Search code examples
pentahodata-warehousedimensional-modelingpentaho-cde

Implementing SCD Type 2 using Pentaho Kettle (Pentaho Data Integeration 5.2)


I am having a table, plan, with columns p_id,p_name,start_date,end_date,last_updated

Problem Statement: when a customer changes from plan A to plan B, its end_date corresponding to plan A gets updated in the table and at the same time a new record for plan B inserted into the table.

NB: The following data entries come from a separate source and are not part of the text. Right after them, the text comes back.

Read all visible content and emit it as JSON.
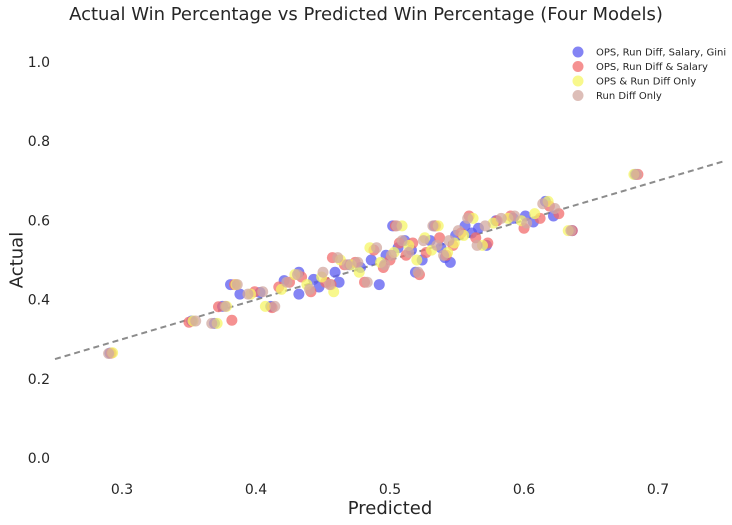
{
  "chart_data": {
    "type": "scatter",
    "title": "Actual Win Percentage vs Predicted Win Percentage (Four Models)",
    "xlabel": "Predicted",
    "ylabel": "Actual",
    "xlim": [
      0.25,
      0.75
    ],
    "ylim": [
      -0.05,
      1.05
    ],
    "x_ticks": [
      0.3,
      0.4,
      0.5,
      0.6,
      0.7
    ],
    "y_ticks": [
      0.0,
      0.2,
      0.4,
      0.6,
      0.8,
      1.0
    ],
    "grid": false,
    "legend_position": "top-right",
    "reference_line": {
      "style": "dashed",
      "color": "#8c8c8c",
      "x": [
        0.25,
        0.75
      ],
      "y": [
        0.25,
        0.75
      ]
    },
    "series": [
      {
        "name": "OPS, Run Diff, Salary, Gini",
        "color": "#5b5bf0",
        "points": [
          [
            0.291,
            0.265
          ],
          [
            0.352,
            0.346
          ],
          [
            0.369,
            0.34
          ],
          [
            0.375,
            0.383
          ],
          [
            0.381,
            0.438
          ],
          [
            0.388,
            0.414
          ],
          [
            0.403,
            0.418
          ],
          [
            0.411,
            0.383
          ],
          [
            0.421,
            0.448
          ],
          [
            0.432,
            0.414
          ],
          [
            0.432,
            0.469
          ],
          [
            0.443,
            0.451
          ],
          [
            0.447,
            0.432
          ],
          [
            0.459,
            0.469
          ],
          [
            0.462,
            0.444
          ],
          [
            0.47,
            0.488
          ],
          [
            0.478,
            0.481
          ],
          [
            0.486,
            0.5
          ],
          [
            0.492,
            0.438
          ],
          [
            0.497,
            0.512
          ],
          [
            0.502,
            0.586
          ],
          [
            0.506,
            0.531
          ],
          [
            0.511,
            0.549
          ],
          [
            0.516,
            0.525
          ],
          [
            0.519,
            0.469
          ],
          [
            0.524,
            0.5
          ],
          [
            0.53,
            0.549
          ],
          [
            0.533,
            0.586
          ],
          [
            0.538,
            0.531
          ],
          [
            0.541,
            0.506
          ],
          [
            0.545,
            0.494
          ],
          [
            0.549,
            0.562
          ],
          [
            0.556,
            0.586
          ],
          [
            0.561,
            0.568
          ],
          [
            0.566,
            0.58
          ],
          [
            0.572,
            0.537
          ],
          [
            0.579,
            0.599
          ],
          [
            0.592,
            0.605
          ],
          [
            0.601,
            0.611
          ],
          [
            0.607,
            0.596
          ],
          [
            0.616,
            0.648
          ],
          [
            0.622,
            0.611
          ],
          [
            0.636,
            0.574
          ],
          [
            0.683,
            0.716
          ]
        ]
      },
      {
        "name": "OPS, Run Diff & Salary",
        "color": "#f26c6c",
        "points": [
          [
            0.292,
            0.265
          ],
          [
            0.35,
            0.343
          ],
          [
            0.372,
            0.382
          ],
          [
            0.382,
            0.348
          ],
          [
            0.384,
            0.438
          ],
          [
            0.399,
            0.42
          ],
          [
            0.412,
            0.38
          ],
          [
            0.417,
            0.432
          ],
          [
            0.425,
            0.444
          ],
          [
            0.434,
            0.457
          ],
          [
            0.441,
            0.42
          ],
          [
            0.452,
            0.444
          ],
          [
            0.456,
            0.438
          ],
          [
            0.457,
            0.506
          ],
          [
            0.466,
            0.488
          ],
          [
            0.474,
            0.494
          ],
          [
            0.481,
            0.444
          ],
          [
            0.488,
            0.525
          ],
          [
            0.495,
            0.481
          ],
          [
            0.5,
            0.5
          ],
          [
            0.504,
            0.586
          ],
          [
            0.507,
            0.543
          ],
          [
            0.512,
            0.512
          ],
          [
            0.517,
            0.543
          ],
          [
            0.522,
            0.463
          ],
          [
            0.527,
            0.519
          ],
          [
            0.534,
            0.586
          ],
          [
            0.537,
            0.556
          ],
          [
            0.542,
            0.512
          ],
          [
            0.547,
            0.537
          ],
          [
            0.553,
            0.568
          ],
          [
            0.559,
            0.611
          ],
          [
            0.564,
            0.556
          ],
          [
            0.573,
            0.543
          ],
          [
            0.58,
            0.599
          ],
          [
            0.59,
            0.611
          ],
          [
            0.6,
            0.58
          ],
          [
            0.612,
            0.605
          ],
          [
            0.619,
            0.636
          ],
          [
            0.626,
            0.617
          ],
          [
            0.636,
            0.574
          ],
          [
            0.685,
            0.716
          ]
        ]
      },
      {
        "name": "OPS & Run Diff Only",
        "color": "#f5f566",
        "points": [
          [
            0.293,
            0.266
          ],
          [
            0.353,
            0.346
          ],
          [
            0.371,
            0.34
          ],
          [
            0.378,
            0.383
          ],
          [
            0.385,
            0.438
          ],
          [
            0.396,
            0.414
          ],
          [
            0.407,
            0.383
          ],
          [
            0.419,
            0.426
          ],
          [
            0.429,
            0.463
          ],
          [
            0.438,
            0.438
          ],
          [
            0.449,
            0.457
          ],
          [
            0.458,
            0.42
          ],
          [
            0.463,
            0.5
          ],
          [
            0.471,
            0.488
          ],
          [
            0.477,
            0.469
          ],
          [
            0.485,
            0.531
          ],
          [
            0.493,
            0.494
          ],
          [
            0.503,
            0.519
          ],
          [
            0.509,
            0.586
          ],
          [
            0.514,
            0.537
          ],
          [
            0.52,
            0.5
          ],
          [
            0.526,
            0.556
          ],
          [
            0.531,
            0.525
          ],
          [
            0.536,
            0.586
          ],
          [
            0.543,
            0.519
          ],
          [
            0.548,
            0.543
          ],
          [
            0.555,
            0.562
          ],
          [
            0.562,
            0.605
          ],
          [
            0.569,
            0.537
          ],
          [
            0.577,
            0.593
          ],
          [
            0.588,
            0.605
          ],
          [
            0.598,
            0.599
          ],
          [
            0.608,
            0.617
          ],
          [
            0.618,
            0.648
          ],
          [
            0.633,
            0.574
          ],
          [
            0.682,
            0.716
          ]
        ]
      },
      {
        "name": "Run Diff Only",
        "color": "#d2a8a0",
        "points": [
          [
            0.29,
            0.264
          ],
          [
            0.355,
            0.346
          ],
          [
            0.367,
            0.34
          ],
          [
            0.377,
            0.383
          ],
          [
            0.386,
            0.438
          ],
          [
            0.394,
            0.414
          ],
          [
            0.405,
            0.42
          ],
          [
            0.414,
            0.383
          ],
          [
            0.423,
            0.444
          ],
          [
            0.431,
            0.463
          ],
          [
            0.44,
            0.426
          ],
          [
            0.45,
            0.469
          ],
          [
            0.455,
            0.438
          ],
          [
            0.461,
            0.506
          ],
          [
            0.468,
            0.488
          ],
          [
            0.476,
            0.494
          ],
          [
            0.483,
            0.444
          ],
          [
            0.49,
            0.531
          ],
          [
            0.496,
            0.488
          ],
          [
            0.501,
            0.512
          ],
          [
            0.505,
            0.586
          ],
          [
            0.509,
            0.549
          ],
          [
            0.514,
            0.519
          ],
          [
            0.521,
            0.469
          ],
          [
            0.525,
            0.549
          ],
          [
            0.532,
            0.586
          ],
          [
            0.535,
            0.537
          ],
          [
            0.54,
            0.512
          ],
          [
            0.544,
            0.549
          ],
          [
            0.551,
            0.574
          ],
          [
            0.558,
            0.605
          ],
          [
            0.565,
            0.537
          ],
          [
            0.571,
            0.586
          ],
          [
            0.583,
            0.605
          ],
          [
            0.593,
            0.611
          ],
          [
            0.602,
            0.593
          ],
          [
            0.614,
            0.642
          ],
          [
            0.623,
            0.63
          ],
          [
            0.635,
            0.574
          ],
          [
            0.684,
            0.716
          ]
        ]
      }
    ]
  }
}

I am creating a data warehouse in which "plan" is one of my dimension. Now, for customer A, i want to maintain his plan history in the dimension table. I know, we can solve this problem using SCD Type 2 dimension table. I am using Pentaho Data Integeration tool 5.2. I am trying to solve this problem using "dimension lookup/update" feature available in the tool. But the problem is that I want to insert values for "start_date" and "end_date" from my plan table, not what is set in the "dimension lookup/update". So whenever, a customer changes its plan, its end_date should be updated in the dimension table and at the same time a new record for plan B should be inserted in the table for the same customer.

Can anyone suggest the best approach to solve this problem i.e. values for start_date and end_date should get updated in the dimension table which are coming from my plan table not what pentaho kettle degenerates?


Solution

  • You could use the UPDATE step. This will give you the flexibility of updating any columns with the values/fields you like.